Bhagawan Gita
Latar Belakang
Dalam kitab Mahabharata yang keenam (Bhismaparwa) diceritakan bahwa ketika Arjuna melihat suasana medan perang di Kurukshetra, ia dilanda perasaan takut kehilangan sanak keluarga yang dicintainya. Ia menganggap bahwa membunuh keluarga sendiri demi mendapatkan kepuasan duniawi merupakan perbuatan yang termasuk dosa. Ia juga enggan untuk berperang melawan kakeknya demi memperebutkan sebuah kerajaan. Kresna menganggap bahwa pikiran Arjuna belum terbuka. Untuk membuka pemahaman Arjuna mengenai kematian dan kehidupan, Kresna menjabarkan ajaran Samkhya kepada Arjuna
Uraian dalam Bhagawadgita
Dalam bab Samkhya Yoga, Arjuna yang diliputi oleh perasaan gundah dan sedih, serta matanya dikaburkan oleh air mata. Kresna mencela Arjuna dan menuntunnya supaya menjadi pemberani. Ia bersabda sebagai berikut:
Dari mana datangnya perasaan melemahkan jiwa pada waktu keadaan sulit ini? Perasaan begini takkan dikenal oleh orang yang mulia, karena hal ini tidak akan memberikan jalan ke Sorga dan hanya menyebabkan penghinaan, O Arjuna.
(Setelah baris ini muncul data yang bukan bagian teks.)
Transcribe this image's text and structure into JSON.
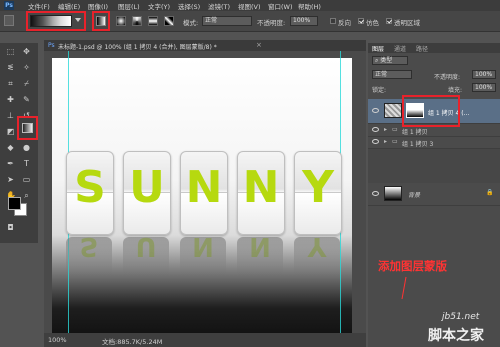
{
  "app": {
    "logo": "Ps"
  },
  "menu": [
    "文件(F)",
    "编辑(E)",
    "图像(I)",
    "图层(L)",
    "文字(Y)",
    "选择(S)",
    "滤镜(T)",
    "视图(V)",
    "窗口(W)",
    "帮助(H)"
  ],
  "options": {
    "mode_label": "模式:",
    "mode_value": "正常",
    "opacity_label": "不透明度:",
    "opacity_value": "100%",
    "reverse_label": "反向",
    "dither_label": "仿色",
    "transparency_label": "透明区域"
  },
  "document": {
    "tab_title": "未标题-1.psd @ 100% (组 1 拷贝 4 (合并), 图层蒙版/8) *",
    "letters": [
      "S",
      "U",
      "N",
      "N",
      "Y"
    ],
    "zoom": "100%",
    "doc_info": "文档:885.7K/5.24M"
  },
  "layers_panel": {
    "tabs": [
      "图层",
      "通道",
      "路径"
    ],
    "kind_label": "类型",
    "blend_mode": "正常",
    "opacity_label": "不透明度:",
    "opacity_value": "100%",
    "lock_label": "锁定:",
    "fill_label": "填充:",
    "fill_value": "100%",
    "layers": [
      {
        "name": "组 1 拷贝 4 (..."
      },
      {
        "name": "组 1 拷贝"
      },
      {
        "name": "组 1 拷贝 3"
      },
      {
        "name": "背景"
      }
    ]
  },
  "annotation": "添加图层蒙版",
  "watermark": {
    "site": "jb51.net",
    "brand": "脚本之家"
  },
  "colors": {
    "highlight": "#e8222b",
    "letter": "#b6d90f",
    "guide": "#2ad8d8"
  }
}
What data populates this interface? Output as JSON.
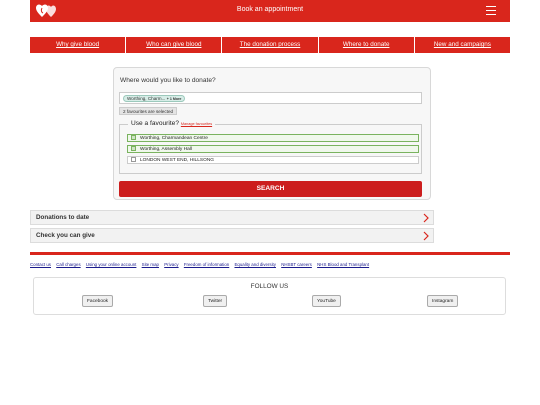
{
  "header": {
    "title": "Book an appointment",
    "menu_icon": "hamburger-menu-icon",
    "logo_icon": "blood-drop-hearts-logo",
    "brand_color": "#d9261c"
  },
  "nav": {
    "items": [
      {
        "label": "Why give blood"
      },
      {
        "label": "Who can give blood"
      },
      {
        "label": "The donation process"
      },
      {
        "label": "Where to donate"
      },
      {
        "label": "New and campaigns"
      }
    ]
  },
  "search": {
    "question": "Where would you like to donate?",
    "chip_label": "Worthing, Charm...",
    "chip_more": "+ 1 More",
    "fav_count": "2 favourites are selected",
    "fav_legend": "Use a favourite?",
    "fav_manage": "Manage favourites",
    "favourites": [
      {
        "label": "Worthing, Charmandean Centre",
        "checked": true
      },
      {
        "label": "Worthing, Assembly Hall",
        "checked": true
      },
      {
        "label": "LONDON WEST END, HILLSONG",
        "checked": false
      }
    ],
    "button_label": "SEARCH"
  },
  "accordions": [
    {
      "label": "Donations to date",
      "icon": "chevron-right-icon"
    },
    {
      "label": "Check you can give",
      "icon": "chevron-right-icon"
    }
  ],
  "footer": {
    "links": [
      "Contact us",
      "Call charges",
      "Using your online account",
      "Site map",
      "Privacy",
      "Freedom of information",
      "Equality and diversity",
      "NHSBT careers",
      "NHS Blood and Transplant"
    ],
    "follow_title": "FOLLOW US",
    "social": [
      "Facebook",
      "Twitter",
      "YouTube",
      "Instagram"
    ]
  }
}
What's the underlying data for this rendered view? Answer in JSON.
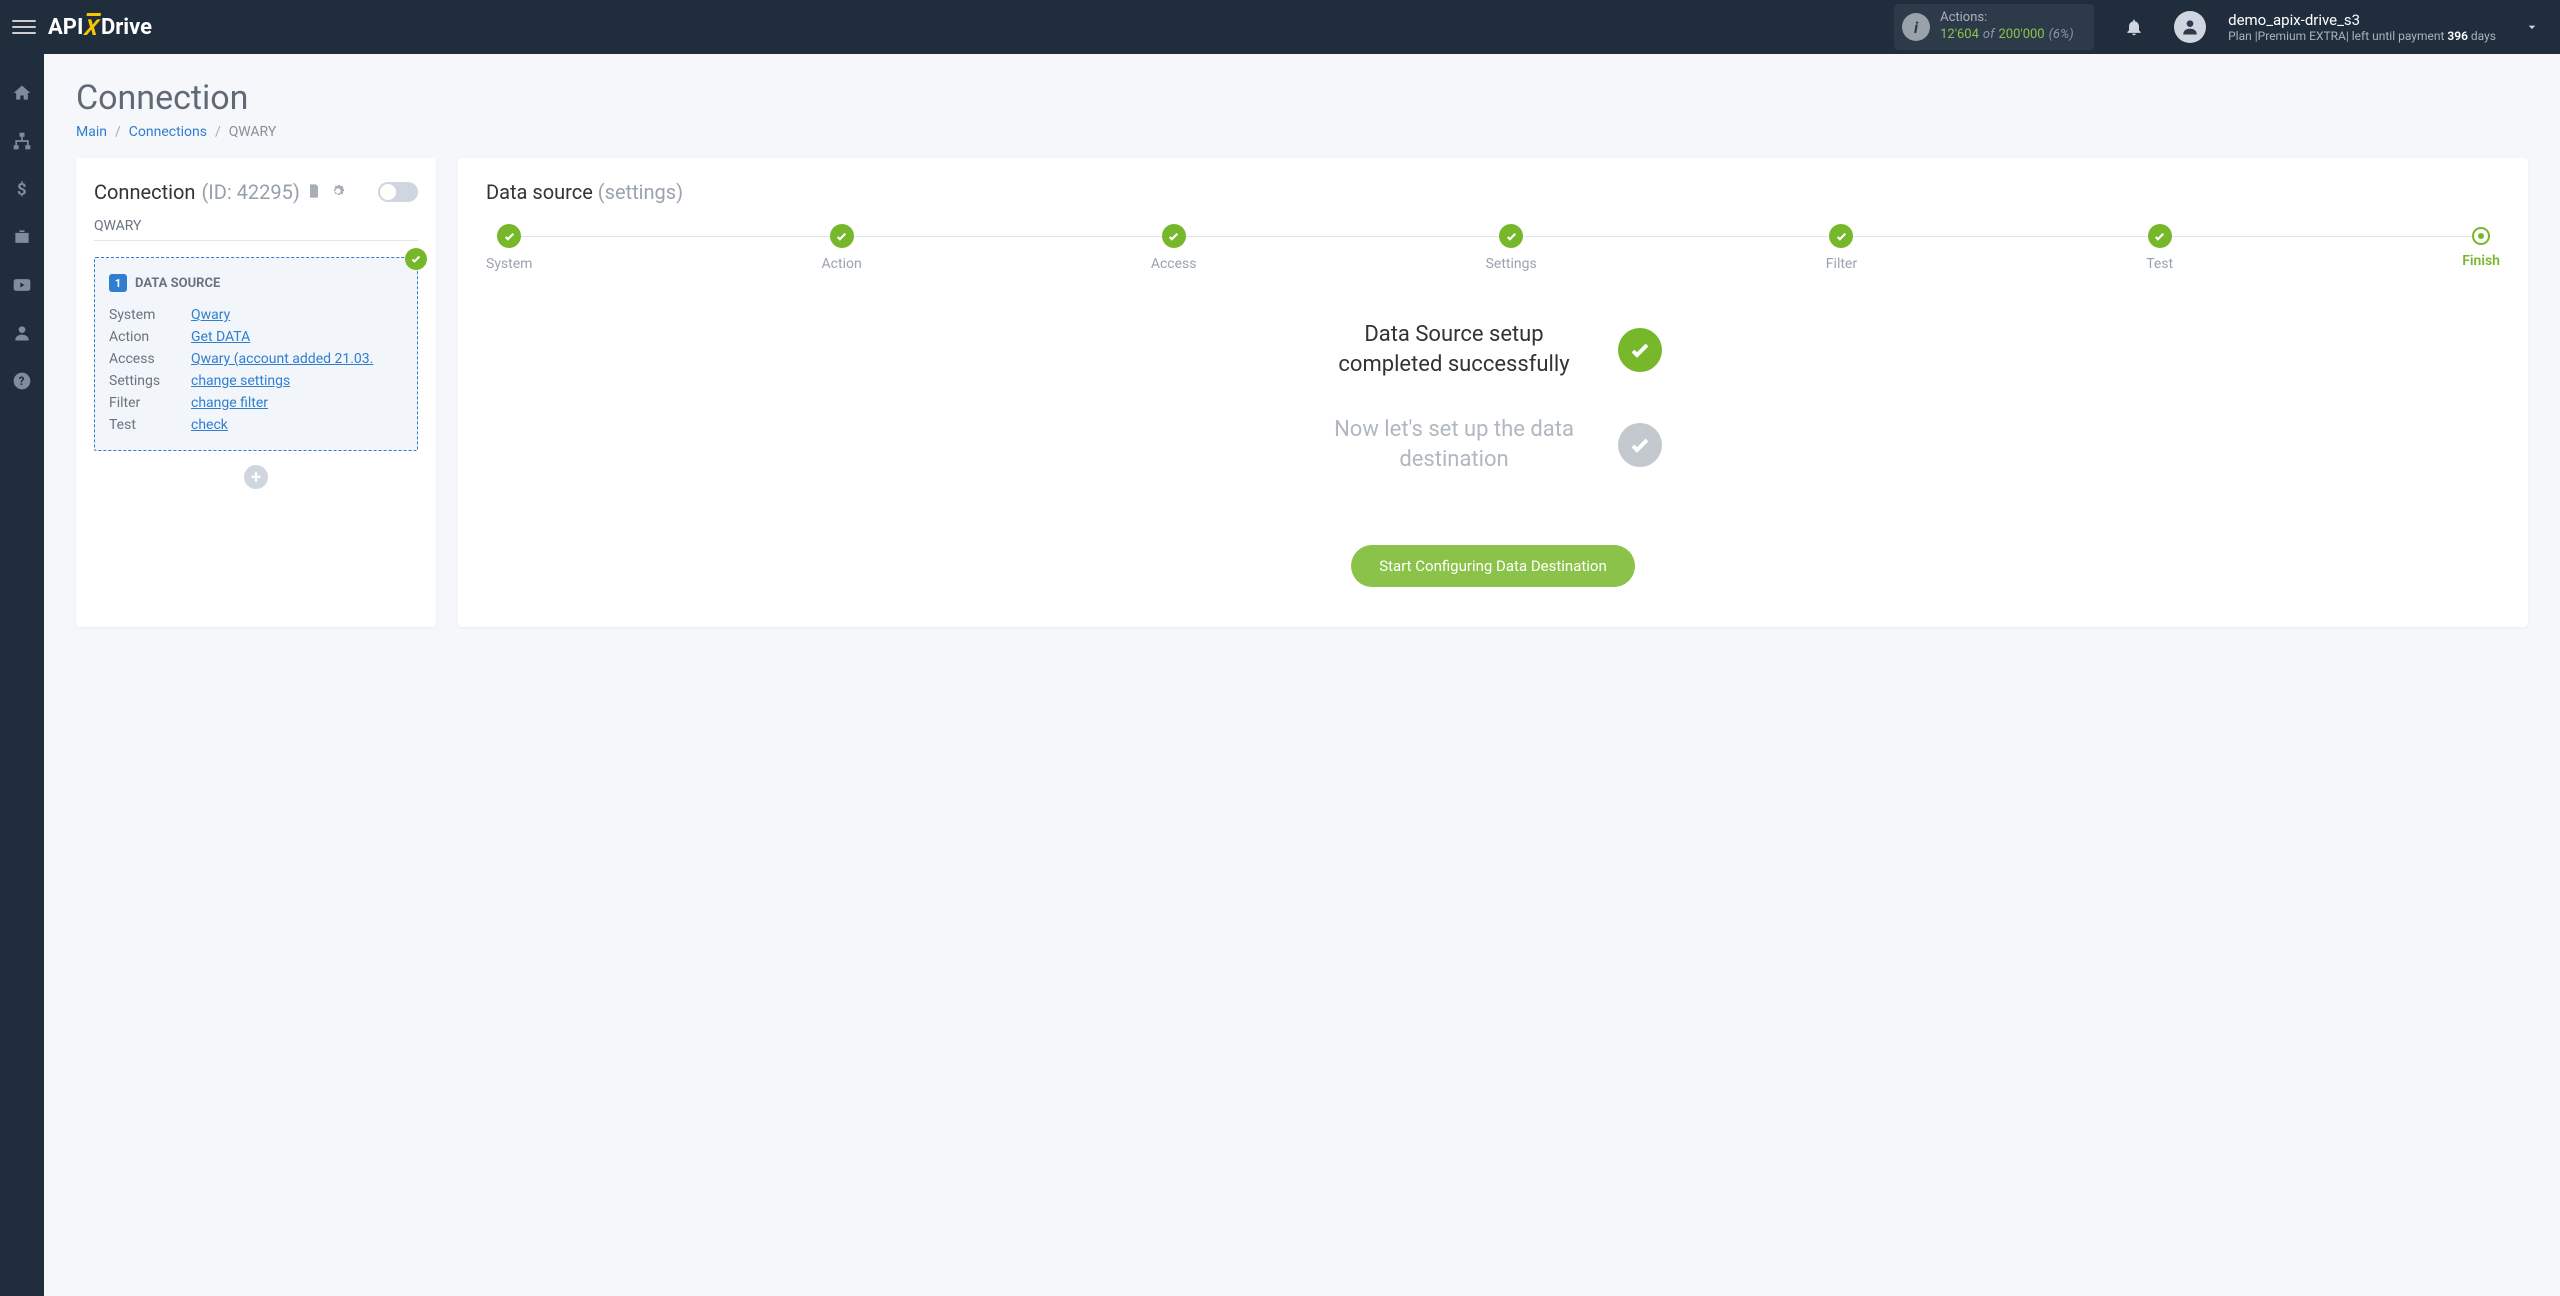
{
  "topbar": {
    "logo": {
      "pre": "API",
      "x": "X",
      "post": "Drive"
    },
    "actions": {
      "label": "Actions:",
      "used": "12'604",
      "of": "of",
      "total": "200'000",
      "pct": "(6%)"
    },
    "account": {
      "name": "demo_apix-drive_s3",
      "plan_prefix": "Plan |",
      "plan_name": "Premium EXTRA",
      "plan_mid": "| left until payment ",
      "days": "396",
      "days_suffix": " days"
    }
  },
  "page": {
    "title": "Connection",
    "breadcrumb": {
      "main": "Main",
      "connections": "Connections",
      "current": "QWARY"
    }
  },
  "conn": {
    "title": "Connection ",
    "id": "(ID: 42295)",
    "name": "QWARY"
  },
  "source": {
    "title": "DATA SOURCE",
    "num": "1",
    "rows": [
      {
        "label": "System",
        "value": "Qwary"
      },
      {
        "label": "Action",
        "value": "Get DATA"
      },
      {
        "label": "Access",
        "value": "Qwary (account added 21.03."
      },
      {
        "label": "Settings",
        "value": "change settings"
      },
      {
        "label": "Filter",
        "value": "change filter"
      },
      {
        "label": "Test",
        "value": "check"
      }
    ]
  },
  "datasource": {
    "title": "Data source ",
    "sub": "(settings)",
    "steps": [
      "System",
      "Action",
      "Access",
      "Settings",
      "Filter",
      "Test",
      "Finish"
    ],
    "msg_done": "Data Source setup completed successfully",
    "msg_pending": "Now let's set up the data destination",
    "cta": "Start Configuring Data Destination"
  }
}
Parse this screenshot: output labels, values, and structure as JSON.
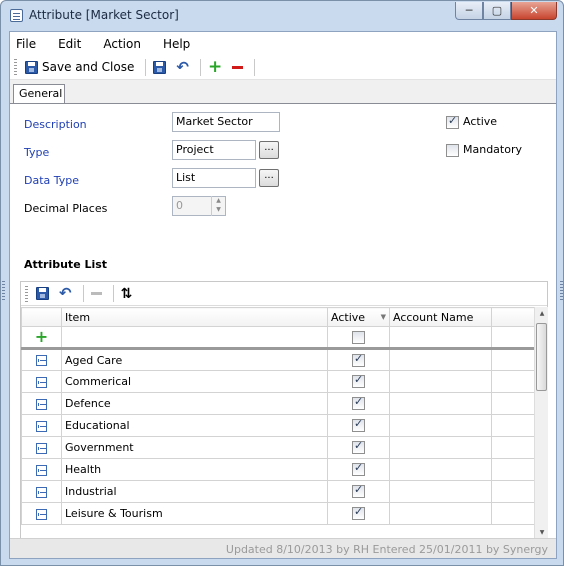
{
  "window": {
    "title": "Attribute [Market Sector]",
    "controls": [
      "─",
      "▢",
      "✕"
    ]
  },
  "menu": {
    "file": "File",
    "edit": "Edit",
    "action": "Action",
    "help": "Help"
  },
  "toolbar": {
    "save_close": "Save and Close"
  },
  "tabs": {
    "general": "General"
  },
  "form": {
    "description_label": "Description",
    "description_value": "Market Sector",
    "type_label": "Type",
    "type_value": "Project",
    "datatype_label": "Data Type",
    "datatype_value": "List",
    "decimal_label": "Decimal Places",
    "decimal_value": "0",
    "ellipsis": "...",
    "active_label": "Active",
    "active_checked": true,
    "mandatory_label": "Mandatory",
    "mandatory_checked": false
  },
  "attribute_list": {
    "title": "Attribute List",
    "columns": {
      "item": "Item",
      "active": "Active",
      "account": "Account Name"
    },
    "rows": [
      {
        "item": "Aged Care",
        "active": true,
        "account": ""
      },
      {
        "item": "Commerical",
        "active": true,
        "account": ""
      },
      {
        "item": "Defence",
        "active": true,
        "account": ""
      },
      {
        "item": "Educational",
        "active": true,
        "account": ""
      },
      {
        "item": "Government",
        "active": true,
        "account": ""
      },
      {
        "item": "Health",
        "active": true,
        "account": ""
      },
      {
        "item": "Industrial",
        "active": true,
        "account": ""
      },
      {
        "item": "Leisure & Tourism",
        "active": true,
        "account": ""
      }
    ]
  },
  "status": {
    "text": "Updated 8/10/2013 by RH  Entered 25/01/2011 by Synergy"
  }
}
Janganlah dikalahkan oleh sifat yang tidak patut dianut oleh seorang lelaki, O Arjuna, karena sifat itu tak pantas bagimu. Buanglah perasaan yang kecil dan penakut ini dan bangkitlah, O Arjuna.
Meskipun Kresna berceramah demikian, Arjuna tidak tega bertempur melawan Bisma dan Drona, gurunya sendiri. Ia bingung menentukan yang mana sebetulnya lebih patut untuk dihormati. Arjuna berpikir bahwa lebih baik hidup di dunia ini dengan jalan meminta–minta daripada menikam guru yang dihormatinya. Ia berpikir bahwa jika ia membunuh mereka, dan di dunia ini ia menikmati kesenangan dan kekayaan, segalanya itu akan ternoda dengan darah. Juga ia tidak mengetahui yang mana di antara dua ini yang baik, apakah menaklukkan mereka atau mereka menaklukan kita. Dengan pikirannya yang diliputi perasaan bingung mengenai apa yang sebenarnya disebut dharma, Arjuna meminta nasihat dari Kresna.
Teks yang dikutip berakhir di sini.